Concorde to be grounded forever - both the Air France ones and the British Airways ones.
It was a great dream, but the entire project was hideously over-budget, and design compromised; the Anglo/French concorde of the project was fraught with a lack of détente; it was designed at the taxpayers’ expense, yet from the word go it was available only to the privileged.
One of these (due to my wife’s airline connections rather than our riches) was me. I was fortunate enough to get a ride in an Air France Concorde in '99, from Shannon to Paris. The plane was returning from New York where it had ferried Irish lottery winners over for a shopping spree (they returned on the QE2). It had to land in Shannon because Dublin airport’s runway isn’t long enough.
We drove down from Dublin the night before, stayed in the airport hotel, and got up at dawn. Irish coffees were served to the bleary-eyed passengers in the terminal as we met the crew, and then, fortified with caffeine and whiskey, we boarded.
Sleek, beautiful, plush, but tiny inside. After taxiing to the end of the runway, and a pregnant pause, the engines roared, and a serious blast of acceleration pinned us back in our seats. Then the nose came up, and we climbed at an intense angle - I don’t know what it actually was, but it felt pretty near vertical at the time. And we climbed, and climbed, and climbed, for something like ten minutes, accelerating all the time.
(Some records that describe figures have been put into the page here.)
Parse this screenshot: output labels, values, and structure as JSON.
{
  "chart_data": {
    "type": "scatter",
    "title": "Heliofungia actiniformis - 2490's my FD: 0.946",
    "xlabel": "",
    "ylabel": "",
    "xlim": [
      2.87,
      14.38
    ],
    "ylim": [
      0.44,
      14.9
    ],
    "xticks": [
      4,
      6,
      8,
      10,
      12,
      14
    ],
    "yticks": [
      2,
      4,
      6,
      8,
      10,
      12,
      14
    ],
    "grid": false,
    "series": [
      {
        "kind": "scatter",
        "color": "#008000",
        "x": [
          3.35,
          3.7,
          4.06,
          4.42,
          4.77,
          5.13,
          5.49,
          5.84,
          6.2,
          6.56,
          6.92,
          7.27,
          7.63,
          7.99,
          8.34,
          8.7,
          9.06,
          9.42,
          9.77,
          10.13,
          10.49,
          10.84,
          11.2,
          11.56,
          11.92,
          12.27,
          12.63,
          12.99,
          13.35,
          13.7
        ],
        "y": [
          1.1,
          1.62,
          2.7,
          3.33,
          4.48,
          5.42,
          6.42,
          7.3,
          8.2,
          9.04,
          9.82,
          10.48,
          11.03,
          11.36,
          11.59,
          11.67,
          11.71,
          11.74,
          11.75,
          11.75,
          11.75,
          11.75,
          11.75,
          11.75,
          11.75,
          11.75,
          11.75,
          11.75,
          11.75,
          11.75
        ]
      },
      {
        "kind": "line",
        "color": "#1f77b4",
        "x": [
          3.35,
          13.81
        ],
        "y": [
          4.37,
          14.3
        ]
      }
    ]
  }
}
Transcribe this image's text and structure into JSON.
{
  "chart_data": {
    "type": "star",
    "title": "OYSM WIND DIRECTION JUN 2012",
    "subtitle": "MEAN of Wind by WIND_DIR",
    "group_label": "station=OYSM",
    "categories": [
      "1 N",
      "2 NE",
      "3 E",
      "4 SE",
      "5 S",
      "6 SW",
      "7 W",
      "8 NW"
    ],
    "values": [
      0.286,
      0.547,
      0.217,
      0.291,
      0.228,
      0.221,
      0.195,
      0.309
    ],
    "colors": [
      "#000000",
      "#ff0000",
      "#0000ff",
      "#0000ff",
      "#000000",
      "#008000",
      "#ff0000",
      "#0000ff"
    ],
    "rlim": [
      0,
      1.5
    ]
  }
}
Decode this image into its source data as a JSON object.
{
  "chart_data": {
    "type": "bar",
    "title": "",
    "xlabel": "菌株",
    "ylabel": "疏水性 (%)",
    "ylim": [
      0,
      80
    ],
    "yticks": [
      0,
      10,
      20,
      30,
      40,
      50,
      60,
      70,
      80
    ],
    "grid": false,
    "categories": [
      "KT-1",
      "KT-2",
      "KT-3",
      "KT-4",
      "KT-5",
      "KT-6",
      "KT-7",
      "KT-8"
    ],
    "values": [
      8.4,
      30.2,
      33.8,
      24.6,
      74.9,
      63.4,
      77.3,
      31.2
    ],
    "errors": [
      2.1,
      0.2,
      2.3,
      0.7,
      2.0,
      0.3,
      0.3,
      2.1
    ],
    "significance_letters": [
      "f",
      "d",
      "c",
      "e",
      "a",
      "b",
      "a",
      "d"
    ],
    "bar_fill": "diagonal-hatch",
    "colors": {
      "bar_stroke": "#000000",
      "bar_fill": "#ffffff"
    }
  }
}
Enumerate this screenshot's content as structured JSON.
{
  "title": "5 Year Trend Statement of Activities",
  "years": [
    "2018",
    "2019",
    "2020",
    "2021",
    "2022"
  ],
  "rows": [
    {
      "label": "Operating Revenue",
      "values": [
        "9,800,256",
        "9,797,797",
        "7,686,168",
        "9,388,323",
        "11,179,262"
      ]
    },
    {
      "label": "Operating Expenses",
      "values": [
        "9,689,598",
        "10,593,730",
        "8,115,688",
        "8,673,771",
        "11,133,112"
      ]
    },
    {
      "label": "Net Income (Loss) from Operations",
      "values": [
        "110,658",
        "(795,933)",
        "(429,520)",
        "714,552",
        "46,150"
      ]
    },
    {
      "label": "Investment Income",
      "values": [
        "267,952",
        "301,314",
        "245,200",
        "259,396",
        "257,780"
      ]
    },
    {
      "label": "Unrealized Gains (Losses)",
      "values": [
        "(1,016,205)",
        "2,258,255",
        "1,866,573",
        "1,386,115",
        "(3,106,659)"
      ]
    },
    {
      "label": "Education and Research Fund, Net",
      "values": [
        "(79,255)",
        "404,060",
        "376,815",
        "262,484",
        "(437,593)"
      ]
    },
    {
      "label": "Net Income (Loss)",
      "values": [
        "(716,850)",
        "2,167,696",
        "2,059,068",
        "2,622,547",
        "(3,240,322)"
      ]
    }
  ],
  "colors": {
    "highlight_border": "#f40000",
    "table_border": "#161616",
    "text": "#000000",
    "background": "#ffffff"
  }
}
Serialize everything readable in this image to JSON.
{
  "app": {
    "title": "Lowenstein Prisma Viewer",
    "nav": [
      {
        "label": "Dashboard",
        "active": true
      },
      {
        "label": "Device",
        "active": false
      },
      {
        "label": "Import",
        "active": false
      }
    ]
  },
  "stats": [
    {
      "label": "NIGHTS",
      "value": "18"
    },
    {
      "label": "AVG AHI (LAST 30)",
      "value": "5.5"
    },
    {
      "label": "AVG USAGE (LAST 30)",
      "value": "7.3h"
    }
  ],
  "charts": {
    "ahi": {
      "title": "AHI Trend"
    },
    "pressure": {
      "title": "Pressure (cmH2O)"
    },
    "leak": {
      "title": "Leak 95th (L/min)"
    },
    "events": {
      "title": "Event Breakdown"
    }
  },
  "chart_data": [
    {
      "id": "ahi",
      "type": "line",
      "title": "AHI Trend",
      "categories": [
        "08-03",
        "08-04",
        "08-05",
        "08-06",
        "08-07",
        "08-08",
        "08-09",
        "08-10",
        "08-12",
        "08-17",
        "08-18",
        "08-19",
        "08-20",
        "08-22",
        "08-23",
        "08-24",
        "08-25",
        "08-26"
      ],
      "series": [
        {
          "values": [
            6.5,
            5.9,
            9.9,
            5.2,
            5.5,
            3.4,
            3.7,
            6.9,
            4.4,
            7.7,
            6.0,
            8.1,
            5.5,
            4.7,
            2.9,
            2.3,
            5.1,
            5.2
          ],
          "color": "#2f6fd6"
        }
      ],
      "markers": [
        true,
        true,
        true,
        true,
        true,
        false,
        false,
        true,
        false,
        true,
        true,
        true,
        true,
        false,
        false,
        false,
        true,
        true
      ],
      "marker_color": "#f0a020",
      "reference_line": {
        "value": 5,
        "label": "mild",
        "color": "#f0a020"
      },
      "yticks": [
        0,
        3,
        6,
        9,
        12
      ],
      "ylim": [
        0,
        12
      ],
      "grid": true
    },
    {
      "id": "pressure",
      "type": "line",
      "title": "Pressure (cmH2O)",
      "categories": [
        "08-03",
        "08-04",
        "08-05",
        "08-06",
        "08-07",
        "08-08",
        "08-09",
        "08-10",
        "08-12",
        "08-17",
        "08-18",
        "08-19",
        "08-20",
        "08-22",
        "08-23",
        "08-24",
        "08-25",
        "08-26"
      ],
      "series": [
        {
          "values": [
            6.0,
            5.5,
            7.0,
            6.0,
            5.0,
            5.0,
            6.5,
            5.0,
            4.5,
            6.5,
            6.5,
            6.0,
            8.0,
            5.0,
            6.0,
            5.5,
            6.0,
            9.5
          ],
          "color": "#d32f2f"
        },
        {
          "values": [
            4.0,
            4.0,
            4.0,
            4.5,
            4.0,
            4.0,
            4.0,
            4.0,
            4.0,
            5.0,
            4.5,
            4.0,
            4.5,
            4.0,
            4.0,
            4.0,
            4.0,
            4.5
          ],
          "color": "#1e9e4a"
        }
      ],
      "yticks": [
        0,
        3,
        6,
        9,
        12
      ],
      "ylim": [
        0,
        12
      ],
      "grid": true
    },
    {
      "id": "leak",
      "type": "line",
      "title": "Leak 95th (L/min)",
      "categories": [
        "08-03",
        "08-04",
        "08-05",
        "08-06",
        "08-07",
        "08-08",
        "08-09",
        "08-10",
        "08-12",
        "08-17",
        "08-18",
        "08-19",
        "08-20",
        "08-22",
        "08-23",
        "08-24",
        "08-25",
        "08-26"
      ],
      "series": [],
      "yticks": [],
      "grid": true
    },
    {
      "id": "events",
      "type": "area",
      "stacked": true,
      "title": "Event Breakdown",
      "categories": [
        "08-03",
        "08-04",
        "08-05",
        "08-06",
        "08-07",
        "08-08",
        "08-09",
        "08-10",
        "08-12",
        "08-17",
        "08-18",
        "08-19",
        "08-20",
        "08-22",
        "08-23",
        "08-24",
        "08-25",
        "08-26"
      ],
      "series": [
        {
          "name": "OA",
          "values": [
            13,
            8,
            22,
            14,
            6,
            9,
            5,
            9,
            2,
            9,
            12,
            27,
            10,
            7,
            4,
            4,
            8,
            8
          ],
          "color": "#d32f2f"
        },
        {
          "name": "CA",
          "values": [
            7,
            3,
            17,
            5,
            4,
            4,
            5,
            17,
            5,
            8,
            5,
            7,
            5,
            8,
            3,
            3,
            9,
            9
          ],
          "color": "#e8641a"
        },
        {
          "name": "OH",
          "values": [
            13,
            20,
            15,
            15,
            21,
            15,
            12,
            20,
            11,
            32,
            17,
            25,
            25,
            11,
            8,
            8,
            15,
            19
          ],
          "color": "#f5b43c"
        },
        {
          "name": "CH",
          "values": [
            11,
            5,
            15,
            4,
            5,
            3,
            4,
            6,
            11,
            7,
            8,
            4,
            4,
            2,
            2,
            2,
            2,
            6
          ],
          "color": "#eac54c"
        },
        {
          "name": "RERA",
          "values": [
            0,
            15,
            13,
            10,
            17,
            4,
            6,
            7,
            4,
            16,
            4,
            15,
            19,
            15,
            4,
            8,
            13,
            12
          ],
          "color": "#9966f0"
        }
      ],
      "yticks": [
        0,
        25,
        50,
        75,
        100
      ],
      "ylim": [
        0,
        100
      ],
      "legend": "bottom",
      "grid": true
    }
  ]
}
We hit our cruising altitude of around 58,000 feet. The acceleration seemed very controlled, much more so than regular airliners - almost like the pilot would choose a target speed, then hit a button to get us up to it. I felt a slight jump as the pilot took us from subsonic to supersonic.
The pilot flew us into the Atlantic south-west of Ireland so that we could really get up to speed. Another tiny jump as we hit Mach 2, then eventually Mach 2.9 - didn’t cross the next barrier, unfortunately. The pilot had told us that at speed, the plane stretches 6 inches due to wind resistance - and when I went to the toilet at the back, I saw that the bulkhead, which had formerly been up against the final row of seats, was now three or four inches from them.
At one point I saw a tiny little plane way, way below us, that we were overtaking at a huge rate. I looked again and was blown away to see that it was a transatlantic 747. At this altitude, we were way above any clouds, the sky above us was a deeper blue, almost purple, and curvature of the earth at the horizon was very obvious.
Eventually we turned around, and headed for France, returning to a regular aircraft speed. Suddenly the experience became more like riding in a cramped commuter jet. The seats were first-class and leather, but they hardly reclined at all, and the fuselage curved low over them. Our champagne was served in thick-bottomed tumblers to avoid spillage with all the acceleration and steep angles. The cockpit was tiny.
We spent the day hanging out in Paris, and returned to Dublin on a regular, distinctly unmagical, plane.
All good things must come to an end. In 2000, I heard the sad news of the crash. Turns out it was the same plane we’d flown in a year before. Same crew, too. Alas, the dreams of supersonic commuting were never going to happen. Was it an idea before its time? Or is supersonic travel for the masses always going to be a pipe-dream? Whatever, now Johnny Depp, Kate Moss, Naomi Campbell, and all those other stinking rich are going to have to join the rest of us grunts on normal planes from now on.
Au revoir, Concorde, you were pretty damned lovely.